Gov. Wes Moore’s $360 million supplemental budget restores funding to the Developmental Disabilities Administration for 2025 and partially makes up some of the agency’s deficit for fiscal year 2026, however, hard budgetary challenges still lay ahead as the state grapples with larger budgetary shortfalls in coming years.
The governor’s budget originally cut DDA by about $200 million, threatening some services and raising fierce opposition from disability advocates.
The supplemental budget allocates $143 million for the agency in 2025 and $154 million for 2026. That funding will maintain the current standard of care that DDA provides.
However, DDA will still face an uphill battle next year.
“The $457 million in general and federal funds that were cuts in fiscal year 2026 still remain, and that means we have to continue our advocacy for that funding,” said Rachel London, the executive director of the Maryland Developmental Disabilities Council.
The funds shift came at the cost of other state initiatives, particularly raises for non-union state employees.
Those employees will get a 1% cost-of-living-adjustment increase, but not a merit-based or step-increment raise. That decision saved about $37 million
Additionally, the administration is cutting some clean energy initiatives that tallied up to about $80 million.
Other changes of note include delaying Maryland’s Family and Medical Leave Insurance Program. The supplemental also sets aside $9 million for a surge in unemployment requests for federal workers and $2 million to expedite the hiring of federal workers to state government positions.

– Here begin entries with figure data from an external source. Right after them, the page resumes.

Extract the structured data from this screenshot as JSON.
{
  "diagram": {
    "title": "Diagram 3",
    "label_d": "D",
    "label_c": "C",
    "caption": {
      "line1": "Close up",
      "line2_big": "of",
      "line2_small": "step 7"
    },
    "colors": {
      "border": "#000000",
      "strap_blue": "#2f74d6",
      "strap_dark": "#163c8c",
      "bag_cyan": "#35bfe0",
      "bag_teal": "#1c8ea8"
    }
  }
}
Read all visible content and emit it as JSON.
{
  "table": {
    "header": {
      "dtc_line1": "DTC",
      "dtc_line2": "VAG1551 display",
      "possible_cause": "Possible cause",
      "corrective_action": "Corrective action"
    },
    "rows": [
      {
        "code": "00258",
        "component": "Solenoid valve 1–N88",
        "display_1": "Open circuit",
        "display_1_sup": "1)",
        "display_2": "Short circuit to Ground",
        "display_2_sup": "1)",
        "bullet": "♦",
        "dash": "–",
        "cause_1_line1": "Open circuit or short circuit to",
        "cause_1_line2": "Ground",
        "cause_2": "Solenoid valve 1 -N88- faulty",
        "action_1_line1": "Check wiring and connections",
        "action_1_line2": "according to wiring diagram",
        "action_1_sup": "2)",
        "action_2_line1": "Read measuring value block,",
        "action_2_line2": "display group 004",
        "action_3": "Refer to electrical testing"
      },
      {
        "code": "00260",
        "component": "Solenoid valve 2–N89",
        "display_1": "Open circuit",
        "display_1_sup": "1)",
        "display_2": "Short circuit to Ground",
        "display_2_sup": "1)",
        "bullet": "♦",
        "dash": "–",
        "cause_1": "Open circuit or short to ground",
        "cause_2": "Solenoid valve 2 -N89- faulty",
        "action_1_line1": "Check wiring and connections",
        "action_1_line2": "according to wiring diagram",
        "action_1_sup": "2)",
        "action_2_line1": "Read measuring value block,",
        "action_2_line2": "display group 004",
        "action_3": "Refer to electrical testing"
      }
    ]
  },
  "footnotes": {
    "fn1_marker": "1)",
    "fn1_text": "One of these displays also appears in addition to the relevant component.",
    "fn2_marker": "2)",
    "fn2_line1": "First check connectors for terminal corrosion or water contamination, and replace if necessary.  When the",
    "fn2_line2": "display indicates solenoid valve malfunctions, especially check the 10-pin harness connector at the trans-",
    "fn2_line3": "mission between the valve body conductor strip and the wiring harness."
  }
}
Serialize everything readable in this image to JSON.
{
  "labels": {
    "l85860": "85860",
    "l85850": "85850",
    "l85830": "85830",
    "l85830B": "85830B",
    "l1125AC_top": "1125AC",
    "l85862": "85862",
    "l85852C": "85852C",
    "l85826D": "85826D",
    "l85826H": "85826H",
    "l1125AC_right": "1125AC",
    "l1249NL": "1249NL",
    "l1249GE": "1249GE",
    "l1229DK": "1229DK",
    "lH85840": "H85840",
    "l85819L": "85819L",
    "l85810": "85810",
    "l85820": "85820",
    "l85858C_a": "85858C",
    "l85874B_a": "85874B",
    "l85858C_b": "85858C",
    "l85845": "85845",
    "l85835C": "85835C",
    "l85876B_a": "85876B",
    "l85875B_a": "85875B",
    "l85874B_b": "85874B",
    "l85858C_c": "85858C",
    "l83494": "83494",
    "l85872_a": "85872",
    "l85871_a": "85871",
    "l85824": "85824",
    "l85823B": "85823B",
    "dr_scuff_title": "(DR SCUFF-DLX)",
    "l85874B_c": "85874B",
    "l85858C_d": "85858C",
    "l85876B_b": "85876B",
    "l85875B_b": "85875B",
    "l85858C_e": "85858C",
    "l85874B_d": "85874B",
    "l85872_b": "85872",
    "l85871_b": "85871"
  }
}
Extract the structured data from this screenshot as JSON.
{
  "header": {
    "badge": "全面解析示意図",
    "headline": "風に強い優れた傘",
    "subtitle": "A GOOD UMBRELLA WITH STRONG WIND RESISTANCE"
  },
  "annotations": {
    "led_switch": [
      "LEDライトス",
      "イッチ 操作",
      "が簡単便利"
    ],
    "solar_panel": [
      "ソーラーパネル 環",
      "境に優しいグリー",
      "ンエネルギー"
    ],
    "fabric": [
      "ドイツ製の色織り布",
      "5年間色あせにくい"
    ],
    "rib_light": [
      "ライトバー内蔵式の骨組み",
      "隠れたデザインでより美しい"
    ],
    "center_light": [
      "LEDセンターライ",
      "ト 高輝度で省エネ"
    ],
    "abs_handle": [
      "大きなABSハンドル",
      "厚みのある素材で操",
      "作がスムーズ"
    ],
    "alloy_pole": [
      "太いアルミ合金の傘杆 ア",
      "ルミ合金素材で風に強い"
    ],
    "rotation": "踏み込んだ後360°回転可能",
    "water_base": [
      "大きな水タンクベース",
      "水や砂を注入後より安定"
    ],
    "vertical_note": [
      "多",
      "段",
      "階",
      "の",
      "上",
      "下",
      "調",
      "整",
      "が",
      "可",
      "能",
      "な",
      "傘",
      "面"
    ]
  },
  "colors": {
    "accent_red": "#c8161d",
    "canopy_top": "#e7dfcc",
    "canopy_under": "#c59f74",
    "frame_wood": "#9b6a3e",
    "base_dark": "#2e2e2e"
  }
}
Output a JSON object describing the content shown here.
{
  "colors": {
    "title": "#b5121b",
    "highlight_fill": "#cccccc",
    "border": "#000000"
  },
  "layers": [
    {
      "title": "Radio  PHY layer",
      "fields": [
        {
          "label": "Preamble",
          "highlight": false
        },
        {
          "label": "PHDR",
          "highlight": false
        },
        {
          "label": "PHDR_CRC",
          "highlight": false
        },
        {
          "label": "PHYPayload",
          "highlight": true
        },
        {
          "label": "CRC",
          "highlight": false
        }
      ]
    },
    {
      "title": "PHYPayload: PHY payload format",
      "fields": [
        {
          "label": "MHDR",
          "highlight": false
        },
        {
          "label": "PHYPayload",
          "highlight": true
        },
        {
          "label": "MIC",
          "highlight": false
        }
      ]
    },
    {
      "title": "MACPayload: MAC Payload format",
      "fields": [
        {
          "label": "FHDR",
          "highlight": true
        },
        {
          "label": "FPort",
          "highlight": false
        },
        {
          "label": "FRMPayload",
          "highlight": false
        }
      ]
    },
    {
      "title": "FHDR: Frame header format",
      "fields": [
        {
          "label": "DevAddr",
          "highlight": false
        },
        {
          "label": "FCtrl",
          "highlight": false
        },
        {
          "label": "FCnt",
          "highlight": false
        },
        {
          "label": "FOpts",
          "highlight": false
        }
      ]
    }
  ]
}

Maryland is in a tricky situation as federal funding from COVID spending dries up and a bow wave of spending on education is coming due.
The state faced a $2.7 billion deficit for 2025.
“We need the investments that these expenditures pay for,” said Benjamin Orr, president of the Maryland Center on Economic Policy. “We need the Blueprint for Maryland's Prosperity, our children and our future workforce needs it in order for Maryland to remain competitive nationally and globally. We need services for folks with disabilities. We need infrastructure that allows people to move around the state, but we can't do that if we're unwilling to ask everyone to pay their fair share.”
Maryland will have a tough road ahead as those bills continue to add up for 2026. The deficit is likely to be several billion dollars for next year.
Moore is proposing a 2.5% business to business services tax and other revenue generating measures to make up for that gap. That tax would focus on taxing professional services like public accountants and lobbyists.